Frank and Virginia Stipek – Mom and Dad

Frank and Virginia Stipek c. 1950 Seattle, WA

I am the oldest of 4 children. My brother was a gifted and accomplished dancer in New York City (Juilliard School). He died tragically at a young age. My dad was an cabinet maker and founded Northwest Millwork serving The Pacific Northwest and Hawaii. He did many projects in Alaska, including the beautiful lobby of natural wood in the Captain Cook Hotel in Anchorage, Alaska. Mom was trained in millinery and had many fine hats in her closet. When ‘womens’ hats’ went the way of the old department stores, she was just Mom filled with wisdom and patience. Like myself, my two sisters married Alaska fishermen and live in Alaska to this day.
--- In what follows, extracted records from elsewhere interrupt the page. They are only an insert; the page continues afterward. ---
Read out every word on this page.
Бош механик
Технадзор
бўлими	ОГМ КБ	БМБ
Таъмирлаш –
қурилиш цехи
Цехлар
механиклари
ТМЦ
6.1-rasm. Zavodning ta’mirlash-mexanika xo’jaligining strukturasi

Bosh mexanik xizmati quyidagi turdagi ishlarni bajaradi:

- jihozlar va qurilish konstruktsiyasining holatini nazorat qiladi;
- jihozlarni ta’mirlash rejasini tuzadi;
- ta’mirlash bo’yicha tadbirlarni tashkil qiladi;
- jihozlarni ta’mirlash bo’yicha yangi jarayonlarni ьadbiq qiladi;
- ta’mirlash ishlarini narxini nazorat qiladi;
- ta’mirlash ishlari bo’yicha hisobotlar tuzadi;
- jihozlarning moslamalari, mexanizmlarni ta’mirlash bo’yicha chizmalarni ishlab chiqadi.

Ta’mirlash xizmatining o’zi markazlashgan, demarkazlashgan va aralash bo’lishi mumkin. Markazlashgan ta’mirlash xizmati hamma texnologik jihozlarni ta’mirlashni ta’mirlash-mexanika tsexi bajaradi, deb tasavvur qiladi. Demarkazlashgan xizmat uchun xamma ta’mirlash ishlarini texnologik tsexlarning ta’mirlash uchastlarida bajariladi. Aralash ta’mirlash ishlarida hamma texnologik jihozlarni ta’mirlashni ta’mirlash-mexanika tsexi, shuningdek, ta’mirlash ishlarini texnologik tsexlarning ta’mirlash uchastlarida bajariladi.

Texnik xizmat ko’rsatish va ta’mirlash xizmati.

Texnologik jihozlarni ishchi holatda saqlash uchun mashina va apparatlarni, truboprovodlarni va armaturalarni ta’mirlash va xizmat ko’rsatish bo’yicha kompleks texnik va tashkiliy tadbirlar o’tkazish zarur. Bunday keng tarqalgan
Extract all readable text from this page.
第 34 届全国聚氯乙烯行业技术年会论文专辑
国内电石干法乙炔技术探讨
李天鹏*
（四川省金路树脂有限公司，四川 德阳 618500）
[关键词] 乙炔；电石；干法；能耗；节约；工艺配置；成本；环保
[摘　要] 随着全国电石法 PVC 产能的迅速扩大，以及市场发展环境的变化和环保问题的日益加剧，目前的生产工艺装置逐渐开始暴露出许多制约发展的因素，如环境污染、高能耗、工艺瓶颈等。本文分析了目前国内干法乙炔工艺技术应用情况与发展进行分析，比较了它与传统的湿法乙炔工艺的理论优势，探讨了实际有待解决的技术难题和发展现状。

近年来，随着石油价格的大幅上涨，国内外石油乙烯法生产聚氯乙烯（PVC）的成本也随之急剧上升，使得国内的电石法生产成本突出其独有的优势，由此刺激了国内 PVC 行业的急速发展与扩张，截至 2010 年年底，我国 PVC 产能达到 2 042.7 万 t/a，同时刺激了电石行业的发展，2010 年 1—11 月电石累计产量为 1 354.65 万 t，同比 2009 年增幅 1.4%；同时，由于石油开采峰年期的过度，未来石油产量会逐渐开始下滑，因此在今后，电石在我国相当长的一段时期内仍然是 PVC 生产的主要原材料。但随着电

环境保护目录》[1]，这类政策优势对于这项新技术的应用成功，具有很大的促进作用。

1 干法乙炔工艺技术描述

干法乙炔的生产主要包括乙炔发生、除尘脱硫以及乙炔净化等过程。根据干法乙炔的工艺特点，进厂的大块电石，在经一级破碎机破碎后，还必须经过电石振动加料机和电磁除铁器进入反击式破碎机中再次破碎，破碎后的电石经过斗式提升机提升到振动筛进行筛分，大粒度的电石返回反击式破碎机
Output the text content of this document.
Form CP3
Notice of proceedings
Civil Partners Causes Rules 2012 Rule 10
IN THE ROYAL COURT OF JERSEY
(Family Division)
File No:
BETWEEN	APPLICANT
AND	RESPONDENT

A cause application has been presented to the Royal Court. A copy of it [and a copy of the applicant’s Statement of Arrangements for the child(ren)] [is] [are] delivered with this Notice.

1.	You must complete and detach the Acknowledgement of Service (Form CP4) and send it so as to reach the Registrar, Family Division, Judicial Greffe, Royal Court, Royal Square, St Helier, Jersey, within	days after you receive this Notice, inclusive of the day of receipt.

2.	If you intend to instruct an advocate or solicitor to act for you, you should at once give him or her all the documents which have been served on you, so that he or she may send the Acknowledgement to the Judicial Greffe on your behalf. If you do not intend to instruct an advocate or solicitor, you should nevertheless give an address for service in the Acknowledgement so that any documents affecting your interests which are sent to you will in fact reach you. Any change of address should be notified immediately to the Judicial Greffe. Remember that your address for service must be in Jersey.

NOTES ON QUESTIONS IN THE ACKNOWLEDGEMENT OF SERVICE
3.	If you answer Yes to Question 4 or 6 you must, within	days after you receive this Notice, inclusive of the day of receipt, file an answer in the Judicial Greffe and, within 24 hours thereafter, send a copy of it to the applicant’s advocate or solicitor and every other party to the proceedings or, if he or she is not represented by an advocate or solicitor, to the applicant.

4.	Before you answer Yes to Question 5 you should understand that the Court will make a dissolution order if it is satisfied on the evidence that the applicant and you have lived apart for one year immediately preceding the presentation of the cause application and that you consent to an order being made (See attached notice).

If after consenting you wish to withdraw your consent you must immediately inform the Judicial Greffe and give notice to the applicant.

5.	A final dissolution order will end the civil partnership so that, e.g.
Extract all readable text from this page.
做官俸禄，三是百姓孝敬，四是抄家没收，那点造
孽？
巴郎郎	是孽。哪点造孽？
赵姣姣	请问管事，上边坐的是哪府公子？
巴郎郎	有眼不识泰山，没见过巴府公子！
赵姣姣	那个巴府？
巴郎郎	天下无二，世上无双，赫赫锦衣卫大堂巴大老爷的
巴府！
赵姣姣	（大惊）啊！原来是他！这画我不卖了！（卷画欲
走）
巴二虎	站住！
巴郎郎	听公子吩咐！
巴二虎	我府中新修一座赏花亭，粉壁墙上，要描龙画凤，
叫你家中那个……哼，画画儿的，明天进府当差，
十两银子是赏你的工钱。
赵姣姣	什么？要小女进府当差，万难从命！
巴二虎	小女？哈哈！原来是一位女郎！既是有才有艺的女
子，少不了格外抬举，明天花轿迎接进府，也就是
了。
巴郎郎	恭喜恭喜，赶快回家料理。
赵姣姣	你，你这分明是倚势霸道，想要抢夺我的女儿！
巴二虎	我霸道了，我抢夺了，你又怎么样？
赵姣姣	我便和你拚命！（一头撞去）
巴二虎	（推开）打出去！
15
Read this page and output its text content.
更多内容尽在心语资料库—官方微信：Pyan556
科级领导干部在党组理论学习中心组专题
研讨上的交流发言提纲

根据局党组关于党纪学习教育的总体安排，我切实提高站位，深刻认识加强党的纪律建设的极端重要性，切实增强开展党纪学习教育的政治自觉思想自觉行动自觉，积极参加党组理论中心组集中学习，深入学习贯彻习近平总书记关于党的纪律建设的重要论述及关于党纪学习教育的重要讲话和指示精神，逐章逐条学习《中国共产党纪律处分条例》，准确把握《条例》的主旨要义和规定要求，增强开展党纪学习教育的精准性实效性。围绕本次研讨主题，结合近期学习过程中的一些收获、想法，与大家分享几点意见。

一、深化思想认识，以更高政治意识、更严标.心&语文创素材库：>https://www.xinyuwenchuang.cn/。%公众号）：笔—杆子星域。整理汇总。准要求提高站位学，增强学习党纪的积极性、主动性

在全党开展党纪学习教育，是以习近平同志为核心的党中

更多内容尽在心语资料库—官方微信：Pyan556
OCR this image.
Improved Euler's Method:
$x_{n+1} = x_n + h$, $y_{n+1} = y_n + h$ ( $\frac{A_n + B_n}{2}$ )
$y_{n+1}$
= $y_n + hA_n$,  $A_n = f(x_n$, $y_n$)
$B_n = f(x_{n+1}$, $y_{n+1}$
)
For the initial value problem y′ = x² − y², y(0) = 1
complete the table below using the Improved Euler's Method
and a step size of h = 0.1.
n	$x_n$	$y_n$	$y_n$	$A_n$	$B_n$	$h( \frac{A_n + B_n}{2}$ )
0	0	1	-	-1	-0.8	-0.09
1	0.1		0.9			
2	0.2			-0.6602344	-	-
Although my name is Devita Writer, I sign my work Devita Stipek-Writer in honor of my parents and immensely talented brother Daryl.

Devita Stipek Writer – Brief Biography

Devita Writer, Alaska Painter (Horse Island Studio)

My great grandfather settled in Nome during the gold rush. My grandfather moved to Seattle as a young man.  In 1964, while I was attending art school at Cornish, my grandmother and I traveled to Alaska on the inaugural run of the State Ferry  Matanuska to attend a friend’s wedding in Ketchikan.  It was there that I met my soon to be husband, Alaska fisherman David Kennedy.

Both of my sisters married Alaska fishermen and still live in Alaska, so I guess Alaska is in our blood.

Dave and I raised our family on the boat, in fish camps and fishing towns from Ketchikan to Kodiak.  Eventually we settled in the tiny outer coast fishing village of Elfin Cove where I ran the fuel dock and general store while Dave fished.

Dave disappeared with his fishing boat a week before Christmas 1979.  I moved my family to Juneau.  I had continued to paint and sketch in those early years and now, out of love and necessity, I turned to making art full time to support my young family.

My new husband and I built the cabin on isolated Horse Island and moved there in 1992 after the last child went off to college. At the island I painted without distraction.  This was a period of intense artistic development for me.

I now live and Juneau and at the age of ‘three quarters of a century’ I still work daily at art and can’t imagine doing anything else.

Why I paint alone

The faint smell of oil paint and turps on a chill Alaska breeze, in moments I lose myself to the sound of the sea and seabirds, the salt smell of the ocean. Hue and shadow, pallet knife and brush, all working together, I am focused. Every care recedes and I feel like me again.

In the early 1990’s, at our remote homestead on Horse Island, I painted in isolation without judgement except perhaps for some ideal in my subconscious. I feel extremely fortunate to have had this time alone. This independence was deliciously enjoyable and deeply personal. Lonely but never alone.

Entropy and Oil Painting

(Unfinished Mendenhall Glacier, impasto oil on panel)

The making of this little plein air painting spanned several years and countless evenings watching the sun set over the Chilkat Range. The Mendenhall Glacier is northward.

Shown here partially completed, I will miss it more than most. Birthed as seen above on a glowing evening c. 2005, one “alla prima” perfect painting session along North Douglas Highway.

When a painting goes well my mind is both completely empty and completely focused. I call it being in the Zone. It is a wonderful feeling.

And as will happen to the plein air painter, daylight wains, the weather turns bad, and the partly completed painting is stored in a cardboard box with others. Years later, perhaps by sheer entropy, the partially completed painting emerged from the clutter and landed on the big easel in my studio where I studied it for weeks. August, 2018, I returned to the original location several times to completion.

Painting for me is a contemplation.

Each stroke carefully considered, there is no hurry. Color on canvas. I’m the brush holder.

Along North Douglas Highway. Chilkat range seen in the distance to the west, maybe 50 miles. In the photo I am facing north, the Mendenhall Glacier in the distance, perhaps a dozen miles.

My approach to Plein Air oil painting

My Goal as a Painter

Vision that exists only perhaps in my subconscious, my goal is not to reproduce a scene in detail, as a photograph, rather to capture the convergence of a moment in time, to communicate an essence, to bring the viewer’s own memory and imagination in to play. In this way, in each of my paintings, if I have done my job, there is much more than meets the eye.

Juneau Sunset – Devita Stipek-Writer 2019 (oil on board, en plein air).